Compared to 10 years ago, there are now 9 million more renters, the highest jump on record. These renters pay record-high rent. Among the 43 million family and individual renters in the US, one of every five pays over 30 percent of their income just in rent, according to a new Harvard Joint Center for Housing Studies report. For some people, rent consumes half their income.
As explained by Chris Herbert, managing director for the Harvard Joint Center, the crisis specific to the number of renters paying huge amounts of income continues because the market cannot meet affordable housing demand for people with lower incomes. Therefore, moderate-income households are negatively impacted.

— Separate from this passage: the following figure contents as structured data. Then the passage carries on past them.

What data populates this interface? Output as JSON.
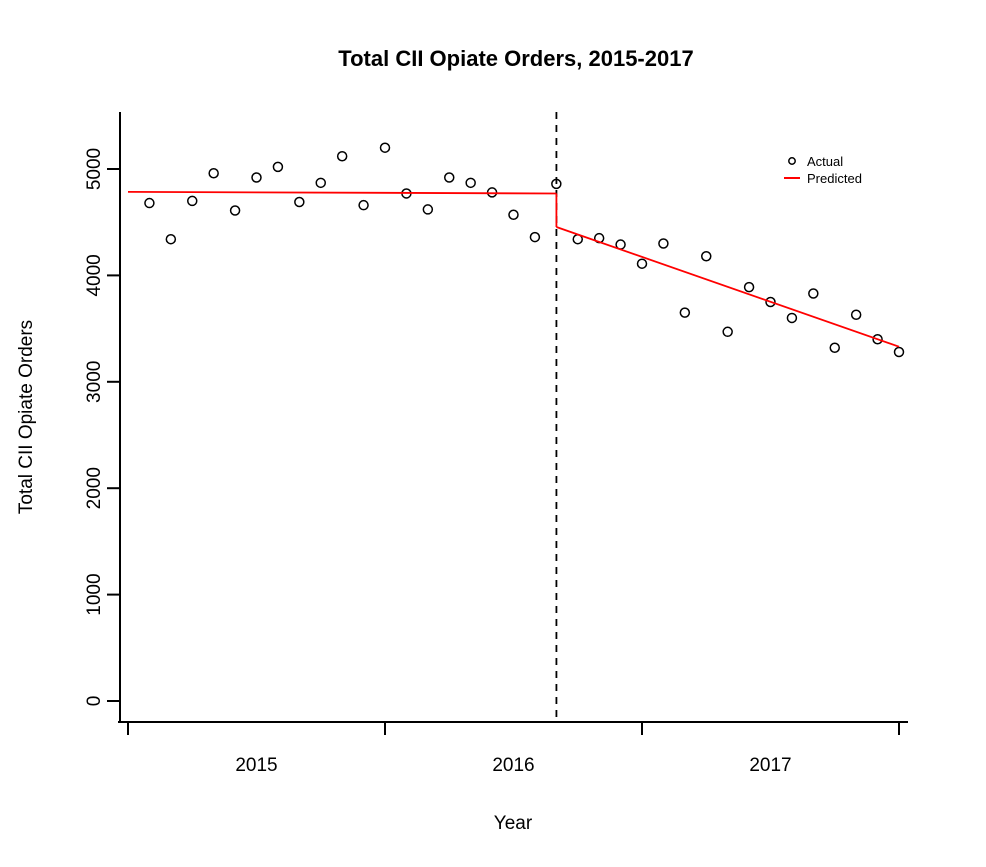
{
  "chart_data": {
    "type": "scatter",
    "title": "Total CII Opiate Orders, 2015-2017",
    "xlabel": "Year",
    "ylabel": "Total CII Opiate Orders",
    "x_tick_years": [
      2015,
      2016,
      2017,
      2018
    ],
    "x_year_labels": [
      "2015",
      "2016",
      "2017"
    ],
    "y_ticks": [
      "0",
      "1000",
      "2000",
      "3000",
      "4000",
      "5000"
    ],
    "xlim": [
      2014.96,
      2018.04
    ],
    "ylim": [
      0,
      5536
    ],
    "grid": false,
    "legend": {
      "position": "top-right",
      "items": [
        {
          "label": "Actual",
          "symbol": "open-circle",
          "color": "#000000"
        },
        {
          "label": "Predicted",
          "symbol": "line",
          "color": "#FF0000"
        }
      ]
    },
    "series": [
      {
        "name": "Actual",
        "type": "points",
        "color": "#000000",
        "start": "2015-01",
        "frequency": "monthly",
        "values": [
          4680,
          4340,
          4700,
          4960,
          4610,
          4920,
          5020,
          4690,
          4870,
          5120,
          4660,
          5200,
          4770,
          4620,
          4920,
          4870,
          4780,
          4570,
          4360,
          4860,
          4340,
          4350,
          4290,
          4110,
          4300,
          3650,
          4180,
          3470,
          3890,
          3750,
          3600,
          3830,
          3320,
          3630,
          3400,
          3280
        ]
      },
      {
        "name": "Predicted",
        "type": "line",
        "color": "#FF0000",
        "segments": [
          [
            [
              2015.0,
              4785
            ],
            [
              2016.667,
              4770
            ]
          ],
          [
            [
              2016.667,
              4770
            ],
            [
              2016.667,
              4455
            ]
          ],
          [
            [
              2016.667,
              4455
            ],
            [
              2018.0,
              3330
            ]
          ]
        ]
      }
    ],
    "intervention_line": {
      "x": 2016.667,
      "style": "dashed",
      "color": "#000000"
    }
  },
  "colors": {
    "background": "#FFFFFF",
    "axis": "#000000",
    "actual": "#000000",
    "predicted": "#FF0000"
  }
}
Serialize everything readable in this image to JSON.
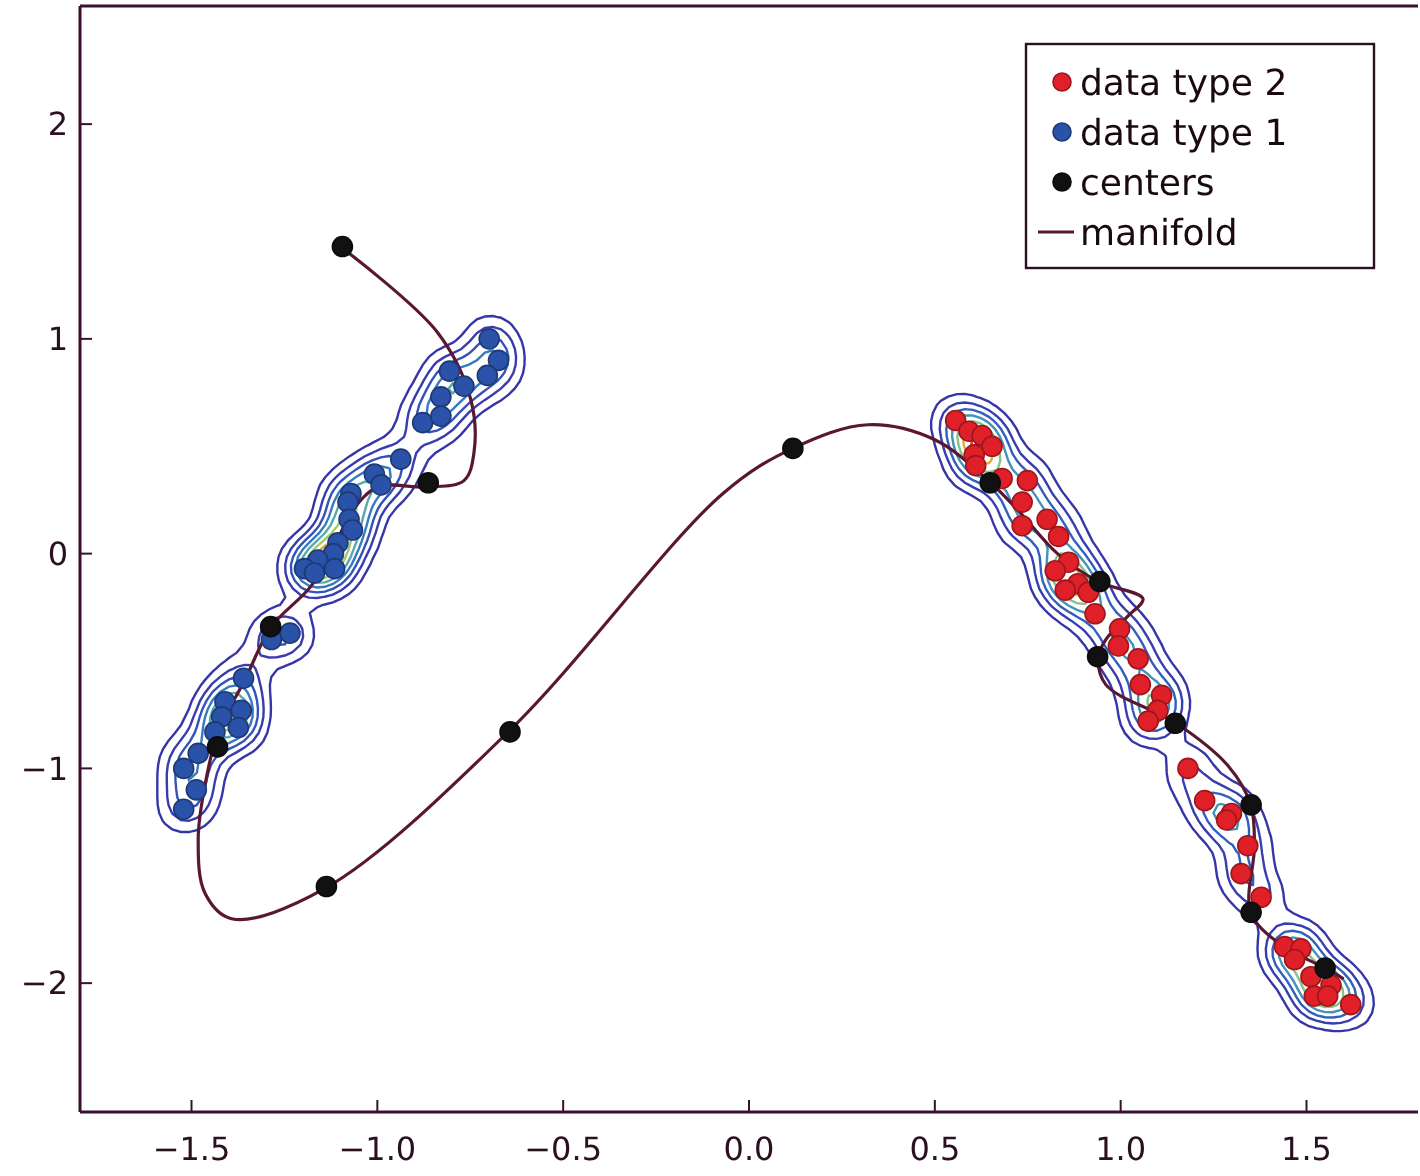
{
  "chart_data": {
    "type": "scatter",
    "xlim": [
      -1.8,
      1.8
    ],
    "ylim": [
      -2.6,
      2.55
    ],
    "xticks": [
      {
        "value": -1.5,
        "label": "−1.5"
      },
      {
        "value": -1,
        "label": "−1.0"
      },
      {
        "value": -0.5,
        "label": "−0.5"
      },
      {
        "value": 0,
        "label": "0.0"
      },
      {
        "value": 0.5,
        "label": "0.5"
      },
      {
        "value": 1,
        "label": "1.0"
      },
      {
        "value": 1.5,
        "label": "1.5"
      }
    ],
    "yticks": [
      {
        "value": -2,
        "label": "−2"
      },
      {
        "value": -1,
        "label": "−1"
      },
      0,
      1,
      2
    ],
    "legend": "top right",
    "marker": "circle",
    "line_style": "solid",
    "series": [
      {
        "name": "data type 2",
        "color": "#e02028",
        "x": [
          0.556,
          0.592,
          0.627,
          0.654,
          0.606,
          0.61,
          0.681,
          0.749,
          0.735,
          0.802,
          0.735,
          0.833,
          0.86,
          0.824,
          0.885,
          0.851,
          0.913,
          0.931,
          0.997,
          0.994,
          1.047,
          1.053,
          1.11,
          1.1,
          1.074,
          1.181,
          1.226,
          1.298,
          1.285,
          1.342,
          1.324,
          1.378,
          1.441,
          1.485,
          1.468,
          1.512,
          1.566,
          1.521,
          1.557,
          1.619
        ],
        "values": [
          0.62,
          0.57,
          0.55,
          0.5,
          0.46,
          0.41,
          0.35,
          0.34,
          0.24,
          0.16,
          0.13,
          0.08,
          -0.04,
          -0.08,
          -0.14,
          -0.17,
          -0.18,
          -0.28,
          -0.35,
          -0.43,
          -0.49,
          -0.61,
          -0.66,
          -0.73,
          -0.78,
          -1.0,
          -1.15,
          -1.21,
          -1.24,
          -1.36,
          -1.49,
          -1.6,
          -1.83,
          -1.84,
          -1.89,
          -1.97,
          -2.01,
          -2.06,
          -2.06,
          -2.1
        ]
      },
      {
        "name": "data type 1",
        "color": "#2a52a8",
        "x": [
          -0.699,
          -0.674,
          -0.806,
          -0.704,
          -0.767,
          -0.829,
          -0.878,
          -0.829,
          -0.937,
          -1.008,
          -0.99,
          -1.071,
          -1.079,
          -1.076,
          -1.067,
          -1.106,
          -1.118,
          -1.16,
          -1.115,
          -1.196,
          -1.169,
          -1.235,
          -1.285,
          -1.36,
          -1.41,
          -1.366,
          -1.419,
          -1.374,
          -1.437,
          -1.482,
          -1.521,
          -1.487,
          -1.521
        ],
        "values": [
          1.0,
          0.9,
          0.85,
          0.83,
          0.78,
          0.73,
          0.61,
          0.64,
          0.44,
          0.37,
          0.32,
          0.28,
          0.24,
          0.16,
          0.11,
          0.05,
          0.0,
          -0.03,
          -0.07,
          -0.07,
          -0.09,
          -0.37,
          -0.4,
          -0.58,
          -0.69,
          -0.73,
          -0.76,
          -0.81,
          -0.83,
          -0.93,
          -1.0,
          -1.1,
          -1.19
        ]
      },
      {
        "name": "centers",
        "color": "#111111",
        "x": [
          -1.094,
          -0.863,
          -1.287,
          -1.43,
          -0.643,
          -1.137,
          0.118,
          0.649,
          0.944,
          0.938,
          1.147,
          1.351,
          1.351,
          1.55
        ],
        "values": [
          1.43,
          0.33,
          -0.34,
          -0.9,
          -0.83,
          -1.55,
          0.49,
          0.33,
          -0.13,
          -0.48,
          -0.79,
          -1.17,
          -1.67,
          -1.93
        ]
      },
      {
        "name": "manifold",
        "type": "line",
        "marker": "none",
        "color": "#5a1830",
        "x": [
          -1.092,
          -0.838,
          -0.749,
          -0.74,
          -0.767,
          -0.865,
          -0.999,
          -1.071,
          -1.106,
          -1.178,
          -1.285,
          -1.357,
          -1.428,
          -1.464,
          -1.482,
          -1.464,
          -1.392,
          -1.142,
          -0.642,
          -0.07,
          0.118,
          0.32,
          0.5,
          0.65,
          0.73,
          0.83,
          0.94,
          1.06,
          1.02,
          0.96,
          0.94,
          0.96,
          1.15,
          1.29,
          1.35,
          1.36,
          1.35,
          1.43,
          1.55,
          1.6
        ],
        "values": [
          1.42,
          1.03,
          0.72,
          0.47,
          0.34,
          0.31,
          0.31,
          0.19,
          0.07,
          -0.15,
          -0.34,
          -0.59,
          -0.83,
          -1.08,
          -1.33,
          -1.58,
          -1.7,
          -1.56,
          -0.82,
          0.28,
          0.49,
          0.6,
          0.53,
          0.33,
          0.19,
          0.0,
          -0.13,
          -0.21,
          -0.29,
          -0.4,
          -0.48,
          -0.61,
          -0.79,
          -0.99,
          -1.17,
          -1.36,
          -1.67,
          -1.82,
          -1.93,
          -1.98
        ]
      }
    ]
  }
}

Making things worse is the number of significantly cost-burdened renters—people who pay 50 percent of their income toward rent. Over the past 10 years, the number of people in this category climbed to 11.4 million, while the average income of renters declined steadily. Overall, this means that 49 percent of people who rent are cost burdened, and of those, 26 percent severely impacted.
In spite of a 35-percent increase in the number of single-family homes following the market crash and a boom of apartment construction throughout the country, supply has been outstripped by demand.
Because of demographic trends, more benefits of renting, and lingering consequences of foreclosure, there is record-setting demand for rental property. As stressed by Herbert, rental occupancy has reached its highest in 30 years, coupled with monthly rents being at record highs.
While there is still a nice selection of smaller multifamily buildings and single-family homes for rent in the suburbs, a significant portion of recent construction for multifamily dwellings has been of luxurious buildings in urban hubs. People making good income have no problem finding a place to live, however, while low- to middle-income families face serious challenges.
Although formation of households is expected to continue rising slowly, most are renter households, not owners. Experts like Frank Nothaft, chief economist of CoreLogic, believe that these market conditions will continue through this year as newly constructed apartments are consumed by demand from young, new households.
Although supply becomes available in large cities, rents there are for luxury space. Because demand continues to be strong, several developers are looking to the suburbs and secondary or “B” markets for new projects. Demand within these areas is high, and supply limited. However, cost is often a deterrent since the return on investment after labor and land often keeps the projects from being worthwhile. And while single-family construction is moving along quickly, new product will not reach the multifamily market for several years.